How foolish. A human couldn't find a way to design a wide range of creations from the same template but a supernatural designer has the ability to use the same structures and templates. that just goes to show you that man thinks he is all mighty because he had to come up with entirely new pieces when a boat has to float or a plane has to fly. apply that to how a bat and whale can swim using the same template. So in conclusion if you aren't smart enough to make a car with airplane pieces don't say it can't be done.

David Board said...

Well, I don't say it can't be done. Yes of course it could be done. But my point is it ISN'T done by human designers because it's NOT the best way! A single template is not an argument for design, it's an argument for shared ancestry. Animals look related because they ARE related. You might not call that proof, but it is strong evidence.

And think about your logic: you're asking me to believe vertebrates were specially created because they DO share the same template and that would be hard to achieve if they were designed. That is circular reasoning.

It's fine to say you believe a shared template was the designer's way of doing it, but it's not o.k. to say it proves anything. It's actually evidence that these unique animals are related.

Again, no intelligent designer on earth starts with the same "skeletal" template for every type of vehicle. So everything we know about good design says this is not how it would be done.

David Board said...

Imagine if things were turned around. Imagine if instead of similar-looking skeletons, animals had highly unique skeletons that were nothing alike. Imagine if every kind of vertebrate animal had highly specialized bones that didn't compare to other kinds of animals.

Then I come along and say, "Actually, this proves animals evolved because a smart creator would restrict themselves to a single template."

You would call me crazy! No intelligent designer arbitrarily restricts themselves to an inferior and limiting design framework.

Cosmos said...

I'm an artist and today, after I read your entry, I realized something. I start my creations all the same ways.

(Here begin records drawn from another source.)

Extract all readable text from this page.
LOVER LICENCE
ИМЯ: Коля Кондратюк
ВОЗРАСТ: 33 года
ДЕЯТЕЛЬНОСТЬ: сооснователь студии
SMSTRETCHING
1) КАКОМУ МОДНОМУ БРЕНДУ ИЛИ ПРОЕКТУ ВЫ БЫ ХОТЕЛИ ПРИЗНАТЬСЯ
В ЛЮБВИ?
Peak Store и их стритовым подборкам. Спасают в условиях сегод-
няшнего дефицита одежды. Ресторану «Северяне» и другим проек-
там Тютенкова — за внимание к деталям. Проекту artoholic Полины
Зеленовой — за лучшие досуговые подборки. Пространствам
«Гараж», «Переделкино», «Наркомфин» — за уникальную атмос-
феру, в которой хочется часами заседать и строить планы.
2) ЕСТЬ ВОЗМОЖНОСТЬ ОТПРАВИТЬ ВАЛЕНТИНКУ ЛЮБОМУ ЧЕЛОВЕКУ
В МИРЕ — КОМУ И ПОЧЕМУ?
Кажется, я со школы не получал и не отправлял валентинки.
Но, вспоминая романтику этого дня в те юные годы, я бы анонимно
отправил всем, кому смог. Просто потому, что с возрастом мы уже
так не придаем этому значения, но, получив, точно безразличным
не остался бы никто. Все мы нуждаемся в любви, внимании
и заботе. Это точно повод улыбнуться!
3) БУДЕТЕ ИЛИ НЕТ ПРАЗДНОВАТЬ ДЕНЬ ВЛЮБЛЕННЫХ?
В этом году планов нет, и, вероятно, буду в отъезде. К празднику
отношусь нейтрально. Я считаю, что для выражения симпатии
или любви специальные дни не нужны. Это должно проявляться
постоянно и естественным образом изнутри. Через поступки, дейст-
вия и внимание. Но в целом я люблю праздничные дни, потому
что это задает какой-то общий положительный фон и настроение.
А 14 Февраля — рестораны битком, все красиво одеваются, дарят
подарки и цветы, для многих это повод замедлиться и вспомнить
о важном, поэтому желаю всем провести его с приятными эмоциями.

I build them the same, beginning with similar-looking features and structures, then change them as I finish the piece.

Who's to say God didn't do the same?

These creatures are all related because the same Creator made them, not because they evolved from a single organism.

By the way, it is far more logical to believe in a Creator than it is to believe that everything just made itself randomly.

David Board said...

Hi Cosmos,

Well once again it's possible that a designer would work this way, but this is not the way designers usually work. My post points out the inaccuracy of the creationist claim that homologous structures point to design.

Think of it this way: You say you build your creations by starting with similar-looking features and structures and you change them. That's fine. You've chosen to limit yourself to working this way. But imagine I held a contest to design the best possible airplane, bicycle, and car. You submit your designs along with many other designers. While it's possible you might start with the same metal frame and simply bend it to shape for each one, the winning designs would almost certainly be unique for each vehicle. Most designers would not use the identical layouts to build the frames of each one of these vehicles.

Again, this is what we see in designs all around us. There are exceptions, but by and large designers (unlike nature) can imagine ways to create customized structures for any given design. They don't base their designs on what other designs look like. They specialize them to come up with the best possible structure for a given application.

As I said in an earlier comment, if animals in nature had totally different skeletons, it would be VERY hard for scientists to claim they were related. The argument for design would be strong. However, the reverse is the case in nature as we know it. What we find with biological structures (that they share basic forms) suggests they are related, not that they are unrelated.

And to your second point: I agree that it's more logical to believe in a Creator than it is to believe that everything just made itself randomly. But this is not what evolution claims. If it was just random I wouldn't believe it myself, but it's not. It's so much more than randomness.